Hi, I am pretty new to elasticsearch, so I'm sorry if this is a trivial question. I am trying to figure out if it is possible to have a setup like this:

Machine A has a large corpus of documents. Machine B is running elasticsearch.

Machine A scans it's corpus of documents and runs the elasticsearch full-text indexing procedure on that content. Machine A sends the compact indexed version of the documents to Machine B. Machine B inserts the index provided by Machine A into it's elasticsearch instance. Machine B is now able to search for documents on Machine A and return IDs representing files from Machine A. Machine B has never seen the full content of Machine A's files.

By doing it this way I do not need to move the data around as much and I would probably save a lot of bandwidth and time.

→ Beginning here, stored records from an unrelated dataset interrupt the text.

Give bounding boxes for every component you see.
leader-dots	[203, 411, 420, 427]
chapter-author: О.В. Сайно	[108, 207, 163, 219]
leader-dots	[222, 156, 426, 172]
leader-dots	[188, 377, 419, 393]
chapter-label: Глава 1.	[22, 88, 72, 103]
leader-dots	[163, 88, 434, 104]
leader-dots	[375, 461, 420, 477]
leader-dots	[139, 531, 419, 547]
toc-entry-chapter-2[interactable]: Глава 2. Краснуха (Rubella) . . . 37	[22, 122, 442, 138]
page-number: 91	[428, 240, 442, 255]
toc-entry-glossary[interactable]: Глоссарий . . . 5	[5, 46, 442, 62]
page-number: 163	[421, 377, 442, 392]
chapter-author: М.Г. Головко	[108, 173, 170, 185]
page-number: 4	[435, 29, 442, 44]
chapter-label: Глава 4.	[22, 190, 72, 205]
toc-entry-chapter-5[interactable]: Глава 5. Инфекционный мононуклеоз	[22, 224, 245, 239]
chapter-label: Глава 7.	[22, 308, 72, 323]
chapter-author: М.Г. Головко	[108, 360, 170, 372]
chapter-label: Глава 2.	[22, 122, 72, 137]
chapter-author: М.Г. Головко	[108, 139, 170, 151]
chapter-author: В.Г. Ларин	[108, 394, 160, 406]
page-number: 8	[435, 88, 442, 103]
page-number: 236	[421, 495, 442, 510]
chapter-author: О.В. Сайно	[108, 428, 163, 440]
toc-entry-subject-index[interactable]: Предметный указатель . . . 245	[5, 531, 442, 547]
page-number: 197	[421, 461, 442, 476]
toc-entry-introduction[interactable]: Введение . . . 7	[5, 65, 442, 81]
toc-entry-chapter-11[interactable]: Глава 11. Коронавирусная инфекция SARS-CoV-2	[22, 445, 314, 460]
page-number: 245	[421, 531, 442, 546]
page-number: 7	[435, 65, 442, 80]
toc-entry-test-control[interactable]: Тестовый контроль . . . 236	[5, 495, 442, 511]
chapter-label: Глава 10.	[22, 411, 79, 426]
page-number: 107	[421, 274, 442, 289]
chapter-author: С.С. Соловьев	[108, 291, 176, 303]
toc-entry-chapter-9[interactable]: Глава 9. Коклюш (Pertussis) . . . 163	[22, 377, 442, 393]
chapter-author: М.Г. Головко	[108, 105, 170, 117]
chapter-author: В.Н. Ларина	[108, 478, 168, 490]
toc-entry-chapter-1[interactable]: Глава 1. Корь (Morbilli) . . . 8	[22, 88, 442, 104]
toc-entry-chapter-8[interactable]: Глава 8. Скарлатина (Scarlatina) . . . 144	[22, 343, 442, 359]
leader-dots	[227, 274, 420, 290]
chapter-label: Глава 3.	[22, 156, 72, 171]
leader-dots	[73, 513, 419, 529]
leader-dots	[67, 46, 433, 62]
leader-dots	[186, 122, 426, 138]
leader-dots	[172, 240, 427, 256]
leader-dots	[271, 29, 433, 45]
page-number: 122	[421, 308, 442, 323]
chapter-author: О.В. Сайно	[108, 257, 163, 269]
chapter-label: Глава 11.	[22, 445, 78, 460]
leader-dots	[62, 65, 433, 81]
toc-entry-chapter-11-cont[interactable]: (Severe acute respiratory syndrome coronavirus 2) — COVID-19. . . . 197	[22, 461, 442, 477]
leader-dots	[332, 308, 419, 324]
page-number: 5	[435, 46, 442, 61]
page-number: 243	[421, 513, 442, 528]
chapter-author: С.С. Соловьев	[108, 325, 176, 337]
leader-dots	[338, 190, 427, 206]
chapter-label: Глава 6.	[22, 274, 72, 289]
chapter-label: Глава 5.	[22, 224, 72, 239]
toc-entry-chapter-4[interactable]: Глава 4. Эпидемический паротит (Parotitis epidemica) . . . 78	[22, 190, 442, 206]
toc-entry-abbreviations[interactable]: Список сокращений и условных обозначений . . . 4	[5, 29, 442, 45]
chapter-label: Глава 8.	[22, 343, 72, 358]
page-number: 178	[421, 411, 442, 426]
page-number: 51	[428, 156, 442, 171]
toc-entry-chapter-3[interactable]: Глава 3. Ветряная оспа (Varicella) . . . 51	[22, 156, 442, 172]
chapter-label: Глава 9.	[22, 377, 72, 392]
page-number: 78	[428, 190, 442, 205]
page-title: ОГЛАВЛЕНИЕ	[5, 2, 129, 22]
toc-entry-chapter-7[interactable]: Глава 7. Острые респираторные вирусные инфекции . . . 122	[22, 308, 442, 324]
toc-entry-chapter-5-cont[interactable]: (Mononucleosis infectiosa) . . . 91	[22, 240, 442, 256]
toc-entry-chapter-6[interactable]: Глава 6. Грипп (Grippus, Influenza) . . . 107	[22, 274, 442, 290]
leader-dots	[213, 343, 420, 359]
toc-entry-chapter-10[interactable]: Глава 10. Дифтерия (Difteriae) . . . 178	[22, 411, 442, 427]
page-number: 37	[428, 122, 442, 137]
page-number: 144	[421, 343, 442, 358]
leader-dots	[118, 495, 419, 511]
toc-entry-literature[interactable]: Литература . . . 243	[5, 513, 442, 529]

Is this at all possible, or does Elasticsearch require the entire content to be on the same cluster/machine as is running the elasticsearch instance? I have not been able to find any information about this anywhere, possibly due to my lack of understanding.

If anyone could enlighten me on this subject that would be great! :smile:

1 Like

This is not how ES works, you need to send the complete data to it to be able to search.

Thanks for the quick reply! Is it possible to elaborate a bit?

Is this not possible because there are no APIs for it? Or is there some inherent attributes with the way the indexing is performed that requires all the content to be at the same location as where the search will be performed.

I have found that you can set "store" to "no" and "index" to "yes", so the content actually does not stick around as far as I understand (related stackoverflow: http://stackoverflow.com/questions/17103047/why-do-i-need-storeyes-in-elasticsearch). This leads me to think that the approach I am describing possibly could be done.

But again, I am an elasticsearch noob. It is quite likely that this isn't possible to do, but I would really like to understand why. If is is as simple as "there are currently no api for it" I could maybe look into making something myself.

You still need to ship all the data over to ES for it to be indexed, irrespective of it being stored or not.

The only way to index the data on machine A would be to install ES on it. If you then wanted to move that data to machine B you can. That may say you bandwidth, but it seems like a lot of work for little return.

So, it would be possible to install ES on machine A, have that index a document, and then transfer the index of just that document to machine B? Or are you saying that this approach would have to transfer the whole ES database from machine A to machine B?

ES isn't a database. However conceptually you are right.

If you install ES on A and then index that data, you need to copy that data to B if that is where you want to query it.